Reissue of 2003 effort from reliable singer-songwriter Damien Jurado shows how little time has passed. Bonus materials truly enhance an already ridiculously good record.
Initially released in 2003, Where Shall You Take Me saw Damien Jurado turn things down a notch after his David Bazan-produced rocker I Break Chairs. Reissued in two-LP form to celebrate its first decade of life, the record is now augmented by a series of basement reel to reel demos and the Just in Time for Something EP, which has never before been issued on vinyl. Perhaps it goes without saying that the record sounds as good today as it did upon its initial unveiling.

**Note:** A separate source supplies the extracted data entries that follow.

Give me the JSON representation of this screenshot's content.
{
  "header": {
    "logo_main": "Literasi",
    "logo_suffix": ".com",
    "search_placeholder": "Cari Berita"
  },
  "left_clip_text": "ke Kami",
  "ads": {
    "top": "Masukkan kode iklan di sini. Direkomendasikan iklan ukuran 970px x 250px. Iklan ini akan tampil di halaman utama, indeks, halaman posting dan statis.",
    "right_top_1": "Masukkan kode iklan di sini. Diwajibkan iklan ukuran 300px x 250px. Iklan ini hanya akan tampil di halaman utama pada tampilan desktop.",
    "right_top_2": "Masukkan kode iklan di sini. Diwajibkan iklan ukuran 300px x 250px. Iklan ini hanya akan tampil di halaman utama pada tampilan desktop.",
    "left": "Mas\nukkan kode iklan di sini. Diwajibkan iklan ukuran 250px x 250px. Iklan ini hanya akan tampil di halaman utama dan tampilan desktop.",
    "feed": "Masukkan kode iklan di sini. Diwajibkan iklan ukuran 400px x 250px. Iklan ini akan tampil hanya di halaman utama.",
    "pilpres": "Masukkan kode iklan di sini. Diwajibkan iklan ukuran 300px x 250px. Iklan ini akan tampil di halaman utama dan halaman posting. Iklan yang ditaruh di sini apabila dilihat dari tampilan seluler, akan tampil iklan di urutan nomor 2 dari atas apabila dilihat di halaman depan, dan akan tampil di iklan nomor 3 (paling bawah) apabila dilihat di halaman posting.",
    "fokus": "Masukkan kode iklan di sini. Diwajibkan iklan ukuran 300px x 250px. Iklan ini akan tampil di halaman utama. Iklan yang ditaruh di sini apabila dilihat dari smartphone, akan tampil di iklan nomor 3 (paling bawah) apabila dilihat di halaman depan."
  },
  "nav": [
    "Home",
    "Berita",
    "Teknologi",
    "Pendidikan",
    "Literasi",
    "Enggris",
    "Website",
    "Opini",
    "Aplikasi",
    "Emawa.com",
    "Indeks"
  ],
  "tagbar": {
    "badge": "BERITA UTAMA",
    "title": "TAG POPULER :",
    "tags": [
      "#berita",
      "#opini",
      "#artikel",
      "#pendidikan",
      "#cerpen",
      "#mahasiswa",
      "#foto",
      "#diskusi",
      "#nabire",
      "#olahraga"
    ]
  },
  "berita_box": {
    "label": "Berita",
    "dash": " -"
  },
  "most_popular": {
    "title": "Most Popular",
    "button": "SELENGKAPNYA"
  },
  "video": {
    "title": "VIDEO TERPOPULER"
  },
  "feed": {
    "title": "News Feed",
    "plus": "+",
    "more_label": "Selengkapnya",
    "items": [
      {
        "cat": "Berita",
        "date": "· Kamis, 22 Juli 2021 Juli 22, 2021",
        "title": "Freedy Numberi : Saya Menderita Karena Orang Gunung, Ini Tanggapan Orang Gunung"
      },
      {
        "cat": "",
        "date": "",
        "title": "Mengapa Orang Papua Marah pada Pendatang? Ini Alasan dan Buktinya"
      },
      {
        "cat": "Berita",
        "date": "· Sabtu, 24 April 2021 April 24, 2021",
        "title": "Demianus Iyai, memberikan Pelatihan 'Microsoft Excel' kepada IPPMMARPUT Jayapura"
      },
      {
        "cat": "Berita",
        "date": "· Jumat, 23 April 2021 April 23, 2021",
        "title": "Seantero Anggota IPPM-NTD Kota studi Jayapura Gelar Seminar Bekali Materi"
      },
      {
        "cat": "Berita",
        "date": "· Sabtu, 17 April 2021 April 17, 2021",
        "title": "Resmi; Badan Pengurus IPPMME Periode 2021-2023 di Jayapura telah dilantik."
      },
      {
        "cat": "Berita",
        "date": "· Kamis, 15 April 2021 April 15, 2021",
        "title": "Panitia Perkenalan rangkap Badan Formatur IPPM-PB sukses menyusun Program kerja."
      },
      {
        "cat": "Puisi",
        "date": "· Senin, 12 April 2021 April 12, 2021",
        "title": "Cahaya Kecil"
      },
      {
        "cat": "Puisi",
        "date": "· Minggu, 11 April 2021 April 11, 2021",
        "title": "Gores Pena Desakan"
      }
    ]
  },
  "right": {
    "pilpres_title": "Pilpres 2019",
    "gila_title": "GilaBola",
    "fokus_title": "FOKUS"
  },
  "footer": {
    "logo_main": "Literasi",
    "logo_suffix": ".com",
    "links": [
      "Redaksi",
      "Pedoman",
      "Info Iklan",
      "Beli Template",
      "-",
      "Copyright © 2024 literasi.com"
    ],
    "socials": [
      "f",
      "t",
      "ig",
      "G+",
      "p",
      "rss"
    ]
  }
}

Most often, Jurado’s vocal delivery is ghostlike, the guitar figures haunted by specters that lurk between the notes, telling the stories of people and lives that have slipped into the beyond. The first three songs, “Amateur Night”, “Omaha”, and “Abilene” are perhaps the most haunting and haunted, the listener unsure of what they’ve just opened the door to as Jurado’s first words, “First came the screams and blood on the floor / The alcohol and the magazines / In my flashlight you’re a star," prove among the most arresting to ever open a record of this ilk. Each of those tunes feels like a three-minute novel, a lifetime lived in the space of a television commercial break.
The arrival of electric guitars on “Texas to Ohio” is a jolting revelation, although one that doesn’t destroy portraits painted in the earlier numbers, nor is it entirely indicative of what comes later as Jurado slips back into the acoustic setting for the rest of the record. But whereas the early songs feel like defeat, there’s a ray of light in “Window” (one of three numbers to feature guest vocals from Rosie Thomas) and even comfort in the terminally sad (and beautifully simplistic) “I Can’t Get Over You”. In those initial tunes and in their primary setting, Jurado majestically captured snapshots of both bygone eras and bygone lives.
The demos included on the third side of this vinyl release demonstrate a few things. Mainly that no matter what sounds they were augmented with in their finished form, these songs were from the beginning works of beauty that can be reduced to those barest elements and still thrive. The guitar strings sound rusty as hell and Jurado sometimes sounds like he’s singing quietly so as not to call attention to what he’s building in there, but all of that only adds to the charm; “Amateur Night”, it should be said, sounds almost cheerful in this form, making it all the more disturbing.
Those who appreciated the Just in Time for Something EP the first time around will rejoice in hearing it on vinyl, which adds a new texture to its homespun vibe. Like the above mentioned demos, the material on Just in Time was recorded on reel to reel in Jurado’s basement.
Perhaps it’s little surprise to discover that Jurado has dedicated the album to his friend Jason Molina, who passed earlier this year. Molina, Jurado has said, walked him through the doors of Secretly Canadian and essentially set his career as a recording artist in motion. Though he’s not a Molina clone, Jurado shares some unmistakable gifts with that man, especially the ability to see truth and speak beauty.